I have Beyoncé's "Ring the Alarm" in my iTunes library and here's why - The first time I heard it I was in the car during a rain-induced traffic jam. I was driving home from my Fall seminar (Literatura erótica de los siglos de oro), switching stations like I do. I stopped on one I never listen to after hearing the siren sounds that open the song. The vocals begin 8 seconds in, making for siren sounds in both senses of the word, and are accompanied by hand-clapping. I was struck by the familiarity of the clapping and of the anger and passion and locura in the voice and the way the repetition of the chorus was done. I immediately, incongruously, made a mental link to cante jondo. I envisioned a video to the song, flamenco cantaores, hand-clappers and dancers in swirling skirts working as back-up as the singer (dressed in a flamenco dress and shoes herself) sings, stamps, wails, claps, yells, moans, and almost sobs in the style of the great cantaoras. Intense Antonio Gades comes back to life to interpret the second person audience who elicits this anger and dances close to her like he's in the ring making verónicas.

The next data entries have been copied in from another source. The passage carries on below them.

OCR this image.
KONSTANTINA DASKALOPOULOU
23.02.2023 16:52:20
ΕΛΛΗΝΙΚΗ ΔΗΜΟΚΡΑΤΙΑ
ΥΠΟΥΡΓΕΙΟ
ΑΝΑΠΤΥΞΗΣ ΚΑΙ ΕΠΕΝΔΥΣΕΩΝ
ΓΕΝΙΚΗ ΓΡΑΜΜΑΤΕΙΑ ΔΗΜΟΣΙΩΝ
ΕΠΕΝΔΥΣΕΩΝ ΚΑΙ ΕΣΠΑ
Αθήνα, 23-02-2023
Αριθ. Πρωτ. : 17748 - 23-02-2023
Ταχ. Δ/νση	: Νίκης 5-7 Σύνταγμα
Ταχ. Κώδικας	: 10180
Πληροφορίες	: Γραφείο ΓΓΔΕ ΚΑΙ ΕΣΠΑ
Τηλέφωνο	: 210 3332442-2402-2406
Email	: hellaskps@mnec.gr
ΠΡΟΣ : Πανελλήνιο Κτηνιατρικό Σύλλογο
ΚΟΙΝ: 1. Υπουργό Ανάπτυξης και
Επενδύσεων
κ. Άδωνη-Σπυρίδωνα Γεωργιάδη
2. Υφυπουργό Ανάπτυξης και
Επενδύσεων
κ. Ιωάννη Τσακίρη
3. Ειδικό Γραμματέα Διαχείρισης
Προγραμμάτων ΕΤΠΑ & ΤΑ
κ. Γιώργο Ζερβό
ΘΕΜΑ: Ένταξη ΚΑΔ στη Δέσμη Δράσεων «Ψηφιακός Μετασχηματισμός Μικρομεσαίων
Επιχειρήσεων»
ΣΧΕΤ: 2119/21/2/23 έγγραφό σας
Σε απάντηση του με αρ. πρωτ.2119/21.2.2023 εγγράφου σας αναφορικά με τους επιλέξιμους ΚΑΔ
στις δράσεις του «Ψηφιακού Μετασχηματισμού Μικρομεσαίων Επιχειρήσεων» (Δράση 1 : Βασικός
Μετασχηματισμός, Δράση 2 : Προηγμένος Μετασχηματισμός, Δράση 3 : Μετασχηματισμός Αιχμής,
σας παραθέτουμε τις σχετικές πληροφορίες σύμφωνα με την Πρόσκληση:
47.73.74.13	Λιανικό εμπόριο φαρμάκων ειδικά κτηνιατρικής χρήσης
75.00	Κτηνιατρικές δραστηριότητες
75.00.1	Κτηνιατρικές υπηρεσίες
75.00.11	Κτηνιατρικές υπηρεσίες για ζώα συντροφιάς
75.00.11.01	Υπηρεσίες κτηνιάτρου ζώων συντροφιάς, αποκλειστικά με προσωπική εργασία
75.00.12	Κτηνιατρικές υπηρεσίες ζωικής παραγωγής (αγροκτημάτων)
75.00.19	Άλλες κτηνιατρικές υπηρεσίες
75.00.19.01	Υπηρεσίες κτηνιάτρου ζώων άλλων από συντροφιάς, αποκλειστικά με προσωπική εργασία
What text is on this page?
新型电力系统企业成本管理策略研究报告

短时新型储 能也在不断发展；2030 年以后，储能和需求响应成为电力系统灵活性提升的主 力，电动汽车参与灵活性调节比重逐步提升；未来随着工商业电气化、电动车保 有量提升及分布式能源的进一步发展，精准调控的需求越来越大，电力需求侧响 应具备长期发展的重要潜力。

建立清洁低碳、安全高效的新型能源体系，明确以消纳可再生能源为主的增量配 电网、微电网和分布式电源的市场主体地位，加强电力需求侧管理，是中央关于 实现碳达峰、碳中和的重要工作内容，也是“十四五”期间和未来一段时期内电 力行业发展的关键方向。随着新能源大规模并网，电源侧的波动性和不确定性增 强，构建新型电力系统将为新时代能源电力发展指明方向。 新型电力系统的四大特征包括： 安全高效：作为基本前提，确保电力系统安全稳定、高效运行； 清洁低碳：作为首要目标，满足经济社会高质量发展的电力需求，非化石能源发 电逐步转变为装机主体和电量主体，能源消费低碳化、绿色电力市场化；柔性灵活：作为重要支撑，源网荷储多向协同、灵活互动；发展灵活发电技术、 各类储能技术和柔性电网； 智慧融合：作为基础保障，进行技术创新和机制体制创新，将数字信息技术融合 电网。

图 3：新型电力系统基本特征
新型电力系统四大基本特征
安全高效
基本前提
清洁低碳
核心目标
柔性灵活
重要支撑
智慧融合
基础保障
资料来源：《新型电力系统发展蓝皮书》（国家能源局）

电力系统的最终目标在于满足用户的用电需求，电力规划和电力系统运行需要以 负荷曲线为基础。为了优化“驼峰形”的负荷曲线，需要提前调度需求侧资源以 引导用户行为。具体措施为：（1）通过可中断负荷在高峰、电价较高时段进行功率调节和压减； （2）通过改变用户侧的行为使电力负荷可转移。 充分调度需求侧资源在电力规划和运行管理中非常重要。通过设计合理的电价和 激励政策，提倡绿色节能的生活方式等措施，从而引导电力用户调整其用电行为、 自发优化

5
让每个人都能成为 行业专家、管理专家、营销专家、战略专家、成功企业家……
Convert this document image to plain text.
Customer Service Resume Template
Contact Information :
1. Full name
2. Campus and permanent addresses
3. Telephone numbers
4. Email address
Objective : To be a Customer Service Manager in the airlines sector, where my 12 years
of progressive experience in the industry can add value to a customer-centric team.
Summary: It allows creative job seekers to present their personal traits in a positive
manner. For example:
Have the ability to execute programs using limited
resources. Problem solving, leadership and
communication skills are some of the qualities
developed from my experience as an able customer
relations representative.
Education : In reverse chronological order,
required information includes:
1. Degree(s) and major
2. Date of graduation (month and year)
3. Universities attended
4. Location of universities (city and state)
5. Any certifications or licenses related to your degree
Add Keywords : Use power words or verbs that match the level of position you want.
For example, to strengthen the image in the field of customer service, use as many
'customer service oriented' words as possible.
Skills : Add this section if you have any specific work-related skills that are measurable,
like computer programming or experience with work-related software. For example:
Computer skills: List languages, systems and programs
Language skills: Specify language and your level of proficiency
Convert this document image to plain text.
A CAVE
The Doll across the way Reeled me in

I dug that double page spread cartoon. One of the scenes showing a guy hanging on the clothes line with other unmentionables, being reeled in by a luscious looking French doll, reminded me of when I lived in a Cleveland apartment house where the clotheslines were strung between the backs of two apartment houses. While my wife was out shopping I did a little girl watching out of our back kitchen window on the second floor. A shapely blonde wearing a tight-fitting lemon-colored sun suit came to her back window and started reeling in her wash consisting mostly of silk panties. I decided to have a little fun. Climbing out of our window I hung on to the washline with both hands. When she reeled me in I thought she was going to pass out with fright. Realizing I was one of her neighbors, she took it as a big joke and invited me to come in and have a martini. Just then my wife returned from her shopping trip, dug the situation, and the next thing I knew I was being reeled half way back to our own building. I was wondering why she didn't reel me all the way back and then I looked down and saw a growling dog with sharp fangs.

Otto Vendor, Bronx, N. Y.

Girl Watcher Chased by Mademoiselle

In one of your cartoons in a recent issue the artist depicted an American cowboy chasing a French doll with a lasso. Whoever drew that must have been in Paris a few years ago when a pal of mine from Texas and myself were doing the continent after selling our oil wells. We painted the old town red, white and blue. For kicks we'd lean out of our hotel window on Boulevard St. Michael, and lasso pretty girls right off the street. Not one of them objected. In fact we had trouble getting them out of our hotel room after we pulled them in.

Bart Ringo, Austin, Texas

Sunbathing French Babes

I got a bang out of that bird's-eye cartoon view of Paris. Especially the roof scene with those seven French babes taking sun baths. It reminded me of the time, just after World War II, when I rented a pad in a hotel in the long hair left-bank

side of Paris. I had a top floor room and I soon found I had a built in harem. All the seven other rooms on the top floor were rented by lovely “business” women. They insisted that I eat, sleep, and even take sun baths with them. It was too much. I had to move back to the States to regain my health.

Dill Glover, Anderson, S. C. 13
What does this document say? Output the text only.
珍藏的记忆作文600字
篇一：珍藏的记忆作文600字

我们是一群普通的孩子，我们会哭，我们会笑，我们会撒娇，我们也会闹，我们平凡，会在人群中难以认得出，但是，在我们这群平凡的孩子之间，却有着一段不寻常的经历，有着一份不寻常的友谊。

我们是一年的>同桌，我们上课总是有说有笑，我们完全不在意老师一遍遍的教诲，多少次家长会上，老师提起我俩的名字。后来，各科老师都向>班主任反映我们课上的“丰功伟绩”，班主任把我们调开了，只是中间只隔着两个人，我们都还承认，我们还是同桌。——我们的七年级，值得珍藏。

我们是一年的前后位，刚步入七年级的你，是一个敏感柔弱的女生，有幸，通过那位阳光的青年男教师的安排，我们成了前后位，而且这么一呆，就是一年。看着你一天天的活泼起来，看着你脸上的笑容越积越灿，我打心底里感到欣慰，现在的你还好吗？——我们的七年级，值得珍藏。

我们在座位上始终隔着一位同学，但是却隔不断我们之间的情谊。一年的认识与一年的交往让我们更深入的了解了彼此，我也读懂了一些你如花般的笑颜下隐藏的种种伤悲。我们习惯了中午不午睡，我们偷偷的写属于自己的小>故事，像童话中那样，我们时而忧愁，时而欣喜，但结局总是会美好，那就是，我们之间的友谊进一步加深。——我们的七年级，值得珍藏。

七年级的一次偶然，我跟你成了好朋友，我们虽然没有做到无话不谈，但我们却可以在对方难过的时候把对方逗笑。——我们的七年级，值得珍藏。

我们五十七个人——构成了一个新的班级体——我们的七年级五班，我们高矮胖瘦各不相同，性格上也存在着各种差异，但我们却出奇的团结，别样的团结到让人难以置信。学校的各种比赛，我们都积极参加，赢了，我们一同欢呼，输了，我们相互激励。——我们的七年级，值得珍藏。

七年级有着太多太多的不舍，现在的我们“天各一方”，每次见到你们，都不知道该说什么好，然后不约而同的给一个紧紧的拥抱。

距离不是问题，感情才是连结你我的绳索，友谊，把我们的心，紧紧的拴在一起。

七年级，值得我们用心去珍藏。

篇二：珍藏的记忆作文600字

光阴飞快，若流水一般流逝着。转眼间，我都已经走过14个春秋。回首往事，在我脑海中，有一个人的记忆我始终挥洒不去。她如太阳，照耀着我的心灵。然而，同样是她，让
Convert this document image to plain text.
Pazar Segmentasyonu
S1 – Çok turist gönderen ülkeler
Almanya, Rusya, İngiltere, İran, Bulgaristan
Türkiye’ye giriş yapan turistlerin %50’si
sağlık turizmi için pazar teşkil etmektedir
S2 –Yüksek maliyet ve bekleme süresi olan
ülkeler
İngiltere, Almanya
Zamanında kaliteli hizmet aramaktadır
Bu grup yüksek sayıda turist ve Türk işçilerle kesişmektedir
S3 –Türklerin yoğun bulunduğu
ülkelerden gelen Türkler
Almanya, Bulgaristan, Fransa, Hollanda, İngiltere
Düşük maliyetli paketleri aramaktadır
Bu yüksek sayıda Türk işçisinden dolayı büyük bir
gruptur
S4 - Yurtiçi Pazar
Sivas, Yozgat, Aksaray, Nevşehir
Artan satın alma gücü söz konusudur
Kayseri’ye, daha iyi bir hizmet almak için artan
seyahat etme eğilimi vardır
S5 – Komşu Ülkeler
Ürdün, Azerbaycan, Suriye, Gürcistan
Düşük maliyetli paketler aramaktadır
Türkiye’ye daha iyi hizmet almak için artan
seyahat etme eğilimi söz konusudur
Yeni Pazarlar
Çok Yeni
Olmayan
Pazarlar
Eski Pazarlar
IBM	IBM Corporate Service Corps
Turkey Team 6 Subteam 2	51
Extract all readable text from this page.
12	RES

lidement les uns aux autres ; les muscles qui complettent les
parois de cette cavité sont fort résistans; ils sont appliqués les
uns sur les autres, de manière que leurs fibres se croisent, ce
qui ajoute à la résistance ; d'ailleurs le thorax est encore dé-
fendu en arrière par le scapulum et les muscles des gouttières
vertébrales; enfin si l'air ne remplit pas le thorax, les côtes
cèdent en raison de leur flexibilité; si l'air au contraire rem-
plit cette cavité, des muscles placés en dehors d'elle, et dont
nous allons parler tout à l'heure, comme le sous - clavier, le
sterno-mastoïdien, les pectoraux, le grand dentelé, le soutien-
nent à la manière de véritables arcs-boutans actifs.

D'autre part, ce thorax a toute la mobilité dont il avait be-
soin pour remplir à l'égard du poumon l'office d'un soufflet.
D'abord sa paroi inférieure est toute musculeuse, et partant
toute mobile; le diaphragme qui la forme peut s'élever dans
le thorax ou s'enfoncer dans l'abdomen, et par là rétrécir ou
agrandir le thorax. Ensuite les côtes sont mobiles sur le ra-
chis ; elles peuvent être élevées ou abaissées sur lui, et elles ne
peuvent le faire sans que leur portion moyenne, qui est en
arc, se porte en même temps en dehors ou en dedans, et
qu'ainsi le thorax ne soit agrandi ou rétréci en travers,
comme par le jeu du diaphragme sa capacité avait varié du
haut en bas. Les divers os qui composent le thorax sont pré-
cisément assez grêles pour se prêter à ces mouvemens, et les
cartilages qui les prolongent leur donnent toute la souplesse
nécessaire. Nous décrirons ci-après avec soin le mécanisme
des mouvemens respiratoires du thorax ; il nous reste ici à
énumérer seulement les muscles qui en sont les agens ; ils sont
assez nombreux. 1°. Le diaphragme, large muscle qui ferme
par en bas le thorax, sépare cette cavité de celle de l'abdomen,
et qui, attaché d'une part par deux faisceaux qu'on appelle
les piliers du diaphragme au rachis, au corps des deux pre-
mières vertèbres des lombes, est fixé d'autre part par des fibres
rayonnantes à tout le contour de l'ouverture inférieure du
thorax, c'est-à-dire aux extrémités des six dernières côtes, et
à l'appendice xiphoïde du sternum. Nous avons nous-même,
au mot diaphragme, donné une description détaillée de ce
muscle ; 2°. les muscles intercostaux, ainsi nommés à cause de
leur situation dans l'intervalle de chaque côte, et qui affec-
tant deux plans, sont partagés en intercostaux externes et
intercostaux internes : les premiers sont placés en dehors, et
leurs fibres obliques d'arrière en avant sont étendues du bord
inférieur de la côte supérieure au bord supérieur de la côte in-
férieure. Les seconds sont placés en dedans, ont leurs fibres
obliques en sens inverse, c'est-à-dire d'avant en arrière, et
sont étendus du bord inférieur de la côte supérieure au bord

She snubs him, of course, with looks of disdain that only this sort of woman can level at a man.
Y mira, no más...pero not even as close to cante jondo as the above...
esflamenco.com
12/03/2007 (dd/mm/yyyy)
La estrella estadounidense Beyonce y el cantante mexicano Alejandro Fernández han grabado a dúo y en español la canción de flamenco-pop "Amor gitano". Esta singular interpretación es el tema principal de la telenovela latina "El Zorro" que emite de lunes a viernes Telemundo..."Amor gitano" es una canción de tintes latinos que combina guitarras y ritmos flamencos con otros más propios del pop.
*"...her very valid conceptions jell in a different manner. In that regard I particularly remember discussing María...and Ms.H., aware of the doldrums associated with that work's frequently wanton discourse, tempered her classmates' reactions by associating the novel to contemporary Spanish American soap operas. It was a wonderful intervention, and more evidence of how she makes connections with everything she hears, reads or sees." Even though she is often the only one for whom these connections are clear.